And the HIPAA Right of Access Enforcement Saga Continues…

The Department of Health and Human Services’ Office for Civil Rights (OCR) continues with vigorous enforcement of HIPAA’s Right of Access rules in 2021.  In the first three months of the year, OCR announced five Right of Access settlements.  The story is nearly identical in each – a patient requests records and a provider fails to timely provide access.  Compliance with the Right of Access rules is relatively simple and one of the best ways to avoid unwanted attention from OCR. 

Here’s a summary of enforcement action resolutions so far in 2021.  Of the six announced resolutions so far this year, five have been Right of Access matters.  Notably, the total amount of the Right of Access settlements so far is close to last year’s total ($537,000) and it’s only a quarter of the way through the year.

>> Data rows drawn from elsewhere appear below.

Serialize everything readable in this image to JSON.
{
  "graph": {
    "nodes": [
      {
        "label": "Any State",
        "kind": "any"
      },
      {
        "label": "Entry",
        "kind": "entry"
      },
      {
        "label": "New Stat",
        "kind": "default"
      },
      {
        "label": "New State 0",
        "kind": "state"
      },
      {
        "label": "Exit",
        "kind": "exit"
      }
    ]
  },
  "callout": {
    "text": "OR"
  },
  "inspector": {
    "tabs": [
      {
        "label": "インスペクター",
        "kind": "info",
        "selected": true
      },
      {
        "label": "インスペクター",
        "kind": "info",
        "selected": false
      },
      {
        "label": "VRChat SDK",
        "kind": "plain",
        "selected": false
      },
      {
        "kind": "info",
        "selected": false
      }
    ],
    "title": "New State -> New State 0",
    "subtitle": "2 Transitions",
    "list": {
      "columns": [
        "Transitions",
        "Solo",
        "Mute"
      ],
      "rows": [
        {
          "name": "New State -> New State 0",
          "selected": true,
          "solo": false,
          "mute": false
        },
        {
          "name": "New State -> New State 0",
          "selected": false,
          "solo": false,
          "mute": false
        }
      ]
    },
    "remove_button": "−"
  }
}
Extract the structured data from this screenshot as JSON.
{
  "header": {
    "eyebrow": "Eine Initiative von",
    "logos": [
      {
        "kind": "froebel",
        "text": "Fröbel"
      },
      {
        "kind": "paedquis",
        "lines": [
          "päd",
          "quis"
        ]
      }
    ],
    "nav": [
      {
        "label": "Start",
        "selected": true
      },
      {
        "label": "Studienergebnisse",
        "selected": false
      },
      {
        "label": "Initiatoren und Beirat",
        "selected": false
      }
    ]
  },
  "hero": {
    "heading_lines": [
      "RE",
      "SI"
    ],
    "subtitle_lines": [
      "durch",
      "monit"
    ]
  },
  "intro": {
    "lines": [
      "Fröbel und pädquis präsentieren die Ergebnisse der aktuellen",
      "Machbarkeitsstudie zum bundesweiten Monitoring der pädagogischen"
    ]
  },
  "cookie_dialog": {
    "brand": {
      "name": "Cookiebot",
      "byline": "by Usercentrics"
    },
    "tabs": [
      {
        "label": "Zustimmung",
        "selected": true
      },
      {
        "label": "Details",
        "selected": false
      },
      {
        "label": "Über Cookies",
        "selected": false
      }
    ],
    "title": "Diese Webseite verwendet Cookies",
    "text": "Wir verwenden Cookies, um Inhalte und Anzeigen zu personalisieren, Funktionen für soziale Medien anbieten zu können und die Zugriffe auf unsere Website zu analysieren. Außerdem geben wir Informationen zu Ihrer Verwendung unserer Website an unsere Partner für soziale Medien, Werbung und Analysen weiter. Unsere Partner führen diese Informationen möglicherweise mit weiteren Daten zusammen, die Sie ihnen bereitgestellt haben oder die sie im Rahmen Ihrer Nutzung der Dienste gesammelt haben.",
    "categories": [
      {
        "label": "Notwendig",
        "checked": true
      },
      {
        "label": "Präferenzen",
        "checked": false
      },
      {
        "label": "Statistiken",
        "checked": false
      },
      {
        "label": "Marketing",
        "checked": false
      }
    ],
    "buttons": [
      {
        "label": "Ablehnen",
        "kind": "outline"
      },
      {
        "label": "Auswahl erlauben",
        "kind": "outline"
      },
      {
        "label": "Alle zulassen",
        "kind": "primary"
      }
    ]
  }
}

Provider Location/TypeSettlement AmountFacts
AZ – Non-profit Health System$200,000Two complaints against provider affiliated covered entities for failing to timely provide requested records; complaints came AFTER records provided. (Click link for blog post)
NV – Non-profit Health System$75,000Failed to timely respond to patient’s request to send electronic copies of records, including billing records, to a third party. 
CA – Medical Center$70,000Failed to timely respond to patient’s request to send electronic copies of records to a third party.  OCR sent a technical assistance letter.  Patient filed second complaint.
MA – Behavioral Health Provider$65,000Failed to timely respond to patient’s request to obtain access to records.  OCR sent a technical assistance letter.  Patient filed second complaint
NJ – Plastic Surgery Provider$30,000Failed to timely respond to patient’s request to obtain access to records.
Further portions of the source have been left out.